Amidst the market mayhem we have witnessed in the past fortnight, market pundits have voiced a variety of opinions, including the likelihood of persistent volatility, the relative safe haven India offers among emerging markets, and the need to stay invested. There sure is a grain of truth in many of these opinions – but that is not the point of my blog here. What I would like to focus on are the few silver linings that this market upheaval has brought to us.
The fragility of prices
What comes to mind first amidst all the slaughter that has ensued is the fragility of stock prices. This has been a golden opportunity to remind us that stock prices are values that rest on the knife-edge of confidence. When confidence is high, stock prices float to stratospheric levels and are as likely to be savagely brought down when confidence is low. As investors, this reminds us that 'confidence' is a fickle thing and is subject to mob mentality. We must internalize this aspect of the market and use it to our advantage.
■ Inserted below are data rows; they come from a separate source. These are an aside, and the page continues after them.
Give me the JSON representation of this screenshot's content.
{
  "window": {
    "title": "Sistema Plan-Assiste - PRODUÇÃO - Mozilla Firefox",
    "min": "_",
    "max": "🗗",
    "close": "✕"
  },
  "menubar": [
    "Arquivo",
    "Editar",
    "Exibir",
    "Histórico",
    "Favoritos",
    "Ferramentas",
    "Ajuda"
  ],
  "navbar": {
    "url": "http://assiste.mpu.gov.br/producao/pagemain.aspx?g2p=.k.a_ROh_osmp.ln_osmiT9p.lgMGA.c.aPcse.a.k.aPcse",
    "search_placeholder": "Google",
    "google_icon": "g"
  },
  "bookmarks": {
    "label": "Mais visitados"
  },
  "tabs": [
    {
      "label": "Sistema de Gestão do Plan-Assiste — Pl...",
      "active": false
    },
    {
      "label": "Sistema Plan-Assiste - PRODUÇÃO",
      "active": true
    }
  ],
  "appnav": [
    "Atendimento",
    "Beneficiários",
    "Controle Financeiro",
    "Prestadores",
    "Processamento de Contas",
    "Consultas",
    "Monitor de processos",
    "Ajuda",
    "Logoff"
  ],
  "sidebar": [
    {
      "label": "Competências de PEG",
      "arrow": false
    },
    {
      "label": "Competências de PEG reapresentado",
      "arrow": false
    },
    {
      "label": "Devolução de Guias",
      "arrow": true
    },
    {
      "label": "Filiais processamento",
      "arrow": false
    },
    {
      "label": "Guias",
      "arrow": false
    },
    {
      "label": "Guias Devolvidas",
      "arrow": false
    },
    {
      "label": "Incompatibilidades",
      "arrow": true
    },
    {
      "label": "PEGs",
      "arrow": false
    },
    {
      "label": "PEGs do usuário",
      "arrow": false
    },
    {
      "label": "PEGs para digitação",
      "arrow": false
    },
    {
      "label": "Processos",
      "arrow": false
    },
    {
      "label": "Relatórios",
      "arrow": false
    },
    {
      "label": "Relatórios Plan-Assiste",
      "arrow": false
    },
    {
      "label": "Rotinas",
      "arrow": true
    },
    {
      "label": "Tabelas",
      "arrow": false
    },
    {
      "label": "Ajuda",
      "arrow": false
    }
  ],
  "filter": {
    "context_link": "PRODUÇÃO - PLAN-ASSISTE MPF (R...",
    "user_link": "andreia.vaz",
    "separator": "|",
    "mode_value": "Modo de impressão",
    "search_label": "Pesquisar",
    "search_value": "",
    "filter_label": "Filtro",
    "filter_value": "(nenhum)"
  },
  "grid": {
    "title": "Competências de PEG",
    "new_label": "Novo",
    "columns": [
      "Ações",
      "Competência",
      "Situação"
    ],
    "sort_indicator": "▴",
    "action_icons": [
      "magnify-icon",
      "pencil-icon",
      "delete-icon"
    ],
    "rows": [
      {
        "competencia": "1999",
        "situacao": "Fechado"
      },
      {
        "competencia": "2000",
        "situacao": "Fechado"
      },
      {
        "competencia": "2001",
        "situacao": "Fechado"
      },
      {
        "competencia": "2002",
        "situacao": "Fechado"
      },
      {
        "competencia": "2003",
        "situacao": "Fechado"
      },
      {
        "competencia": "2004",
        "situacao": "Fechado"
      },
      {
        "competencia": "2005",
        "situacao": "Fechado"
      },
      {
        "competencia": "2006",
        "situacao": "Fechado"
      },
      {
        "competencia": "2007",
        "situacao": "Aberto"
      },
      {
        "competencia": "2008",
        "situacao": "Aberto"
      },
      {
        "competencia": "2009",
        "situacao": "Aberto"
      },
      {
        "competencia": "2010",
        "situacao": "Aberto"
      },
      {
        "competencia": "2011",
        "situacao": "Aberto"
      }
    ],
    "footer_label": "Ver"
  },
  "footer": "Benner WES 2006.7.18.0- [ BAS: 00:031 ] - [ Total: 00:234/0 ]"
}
The fallacy of 'its all in the price'
Modern economic theory purports that in a perfect market, everything an asset is worth is embedded within its price and that perfect information coupled with market forces of supply and demand ensure prices are in 'equilibrium'. Events of the past fortnight and the many extreme events that have unfolded over human history bring into sharp focus that either the market is not perfect or information is not perfect or this so-called market equilibrium is so vulnerable that there is no real meaning attached to it.
Prudence over greed
The prudence of diversification, cash, and real assets is underestimated in times of supreme confidence and is only realized in times such as these. In the race for returns when confidence is soaring, we seldom pay heed to the prudence of genuine diversification. This is an opportune time to understand how diversified you really are and how vulnerable your portfolio is to extreme events.
Dangers in point estimates
Point estimates of portfolio holdings are dangerous to determine performance and that performance fees to your investment adviser are better staggered over extended periods of time. Extreme events happen rarely and only time can ferret out the hidden dangers lurking within portfolios. Keeping adviser fees tied to long-term performance ensures not just advisers keeping a long-term view and dissuading them from taking short-term risks that are fraught with danger, but also reduces the possibility of investment advisers being rewarded for simply riding a boat in the high tide of buoyant markets.
Booking short-term capital losses
No doubt each investor’s situation is unique. However, for those whose investments do not fall under business income and were caught in the frenzy of pyrrhic stock prices followed by the current savage write downs, may do well to (especially in highly speculative positions taken within the last one year) sell at a loss and book short term capital losses. These short-term capital losses, can be used to offset future short term capital gains that may be incurred in liquid or debt mutual funds under the growth option. Investors may be aware that since the last budget, debt mutual funds are now subject to short term capital gains for any term below 3 years. However if an investor generates short-term capital losses similar to the one just described, these short-term capital losses can be offset against future short term capital gain from the sale of liquid/debt funds within a 3-year term. This is even more advantageous in the case of an individual in the highest tax bracket who will be able to tax shield his debt investment gains and simultaneously get rid of unnecessary speculative positions that he should not have entered in the first place. This is simply a generic approach and should not be used without a detailed analysis. I urge the reader to consult her investment adviser for advice that would cater to her specific situation.